A simple and yet useful approach to visualize a variety of structures from sampled data is the Maximum Intensity Projection (MIP). Higher valued structures of interest pass in the projection over occluding structures. This can make MIP images difficult to interpret due to the loss of depth information. Animating about the data is one key way to try to decipher such ambiguities. The challenge is that MIP is inherently expensive and thus high frame rates are difficult to achieve. Variations to the original MIP algorithm and classification can help to further alleviate ambiguities and also provide improved image quality and very different visualizations. But they make the technique even more expensive. In addition, they require much parameter searching and tweaking. As todays data sizes are increasingly getting larger, current methods only allow very limited interaction. We explore a view-dependent approach using concepts from image-based rendering. A novel multi-layered image representation storing scalar information is computed at a view sample and then warped to the users view. We present algorithms using OpenGL to quickly compute MIP and its variations using commodity off-the-shelf graphics hardware to achieve near interactive rates.

An Image-Based Modelling Approach To GPU-based Unstructured Grid Volume Rendering

Unstructured grid volume rendering on the GPU is an ongoing research goal. The main difficulty is how to map the irregular data efficiently to the graphics hardware. Grid cells cannot be directly processed by the pipeline since polyhedral cells are not basic graphics primitives. Thus, approaches that render directly from the grid must try to overcome inherent computational bottlenecks such as cell ordering. We present a novel image-based approach that allows for flexible sample placement and an efficient mapping to graphics hardware that can leverage current trends in hardware performance.

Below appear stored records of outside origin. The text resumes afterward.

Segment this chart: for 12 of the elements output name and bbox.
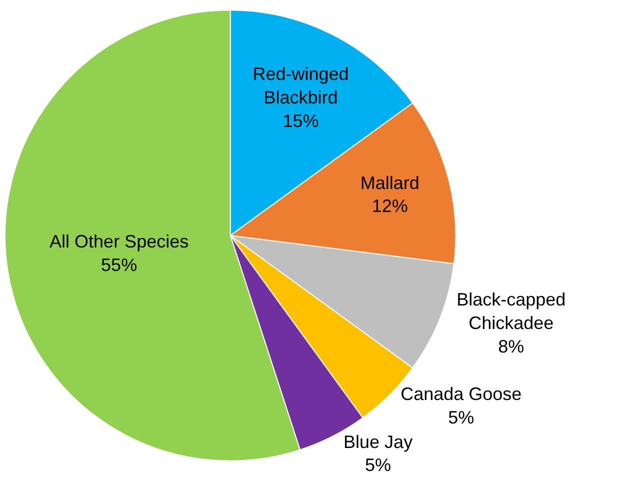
data-label: 15% [282, 110, 319, 131]
data-label: 5% [365, 455, 392, 476]
slice-label: Mallard [360, 172, 420, 193]
data-label: 8% [498, 336, 524, 356]
slice-label: Red-winged Blackbird [252, 64, 349, 108]
slice-label: Blue Jay [344, 432, 413, 452]
slice-label: Black-capped Chickadee [456, 290, 566, 333]
data-label: 5% [448, 407, 474, 428]
slice-label: All Other Species [50, 231, 189, 252]
data-label: 12% [372, 196, 408, 216]
data-label: 55% [101, 254, 138, 275]
slice-label: Canada Goose [400, 384, 522, 404]
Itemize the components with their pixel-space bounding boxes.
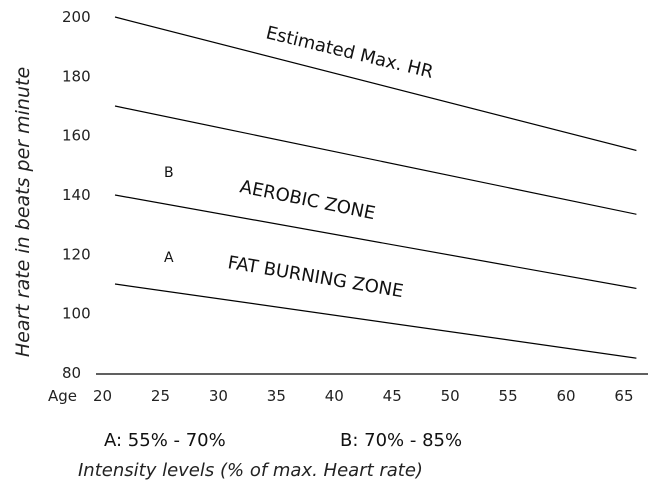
y-tick-label: 160 — [62, 127, 91, 145]
series-line-1 — [114, 16, 637, 152]
series-lines — [114, 16, 637, 359]
annotation-letter-b: B — [164, 165, 174, 181]
y-tick-labels: 80 100 120 140 160 180 200 — [62, 8, 91, 382]
y-tick-label: 140 — [62, 186, 91, 204]
x-tick-label: 25 — [151, 387, 170, 405]
y-tick-label: 200 — [62, 8, 91, 26]
annotation-max-hr: Estimated Max. HR — [264, 22, 436, 82]
x-tick-label: 30 — [209, 387, 228, 405]
x-tick-label: 35 — [267, 387, 286, 405]
x-tick-label: 45 — [383, 387, 402, 405]
x-tick-label: 60 — [556, 387, 575, 405]
y-tick-label: 100 — [62, 305, 91, 323]
series-line-4 — [114, 283, 637, 359]
annotation-letter-a: A — [164, 250, 174, 266]
x-tick-labels: 20 25 30 35 40 45 50 55 60 65 — [93, 387, 634, 405]
x-axis-label: Intensity levels (% of max. Heart rate) — [78, 460, 423, 481]
legend-b: B: 70% - 85% — [340, 430, 462, 451]
y-tick-label: 120 — [62, 245, 91, 263]
series-line-2 — [114, 105, 637, 215]
x-tick-label: 65 — [614, 387, 633, 405]
y-tick-label: 80 — [62, 364, 81, 382]
x-tick-label: 40 — [325, 387, 344, 405]
annotation-aerobic-zone: AEROBIC ZONE — [238, 176, 377, 224]
y-axis-label: Heart rate in beats per minute — [12, 67, 34, 357]
legend-a: A: 55% - 70% — [104, 430, 226, 451]
x-tick-label: 55 — [499, 387, 518, 405]
x-tick-label: 20 — [93, 387, 112, 405]
annotation-fat-burning-zone: FAT BURNING ZONE — [226, 252, 405, 302]
x-tick-label: 50 — [441, 387, 460, 405]
y-tick-label: 180 — [62, 67, 91, 85]
x-axis-prefix: Age — [48, 387, 77, 405]
series-line-3 — [114, 194, 637, 290]
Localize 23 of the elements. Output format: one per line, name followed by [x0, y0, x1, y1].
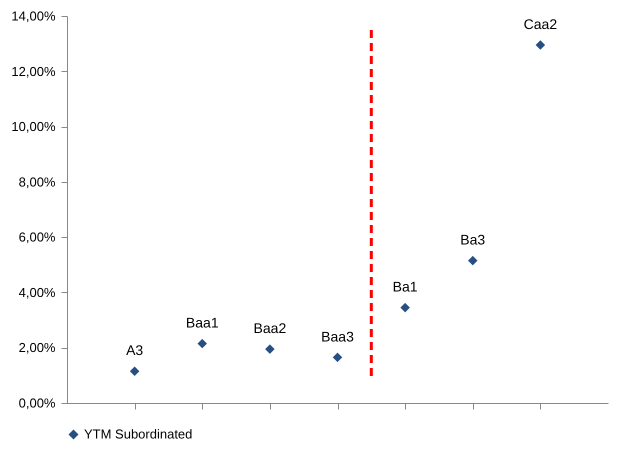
- y-tick-label: 2,00%: [18, 340, 56, 356]
- legend-label: YTM Subordinated: [84, 426, 192, 442]
- point: [332, 352, 342, 362]
- annotation: Ba3: [460, 232, 486, 248]
- point: [468, 256, 478, 266]
- point: [536, 40, 546, 50]
- annotation: Baa3: [321, 328, 354, 344]
- annotation: Ba1: [392, 278, 418, 295]
- point: [198, 338, 207, 348]
- y-tick-label: 0,00%: [18, 396, 56, 410]
- y-tick-label: 4,00%: [18, 284, 56, 300]
- y-tick-label: 14,00%: [11, 8, 56, 24]
- y-tick-label: 8,00%: [18, 174, 56, 190]
- annotation: Baa2: [254, 320, 286, 336]
- y-tick-label: 12,00%: [11, 64, 56, 79]
- point: [400, 302, 410, 312]
- y-tick-label: 10,00%: [11, 119, 56, 134]
- point: [265, 344, 275, 354]
- y-tick-label: 6,00%: [18, 230, 56, 245]
- annotation: Baa1: [186, 314, 219, 331]
- point: [130, 366, 140, 376]
- annotation: A3: [126, 342, 144, 358]
- annotation: Caa2: [524, 16, 558, 32]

The unstructured grid is replaced by a semi-regular data structure we call the Pixel Ray Image (PRI), which consists of a pixelized projection plane and samples defined on sampling rays that intersect the grid. Each ray is interpreted as a linear spline of scalar values. The knot count is reduced by taking advantage of coherence in the sampling direction using spline simplification. The final representation is stored in a packed fashion onto 2D textures and uploaded once to texture memory prior to rendering. We detail how to perform efficient rendering utilizing shader programming and a slice-based rendering scheme that is similar to those used by hardware-accelerated rendering approaches for regular grids.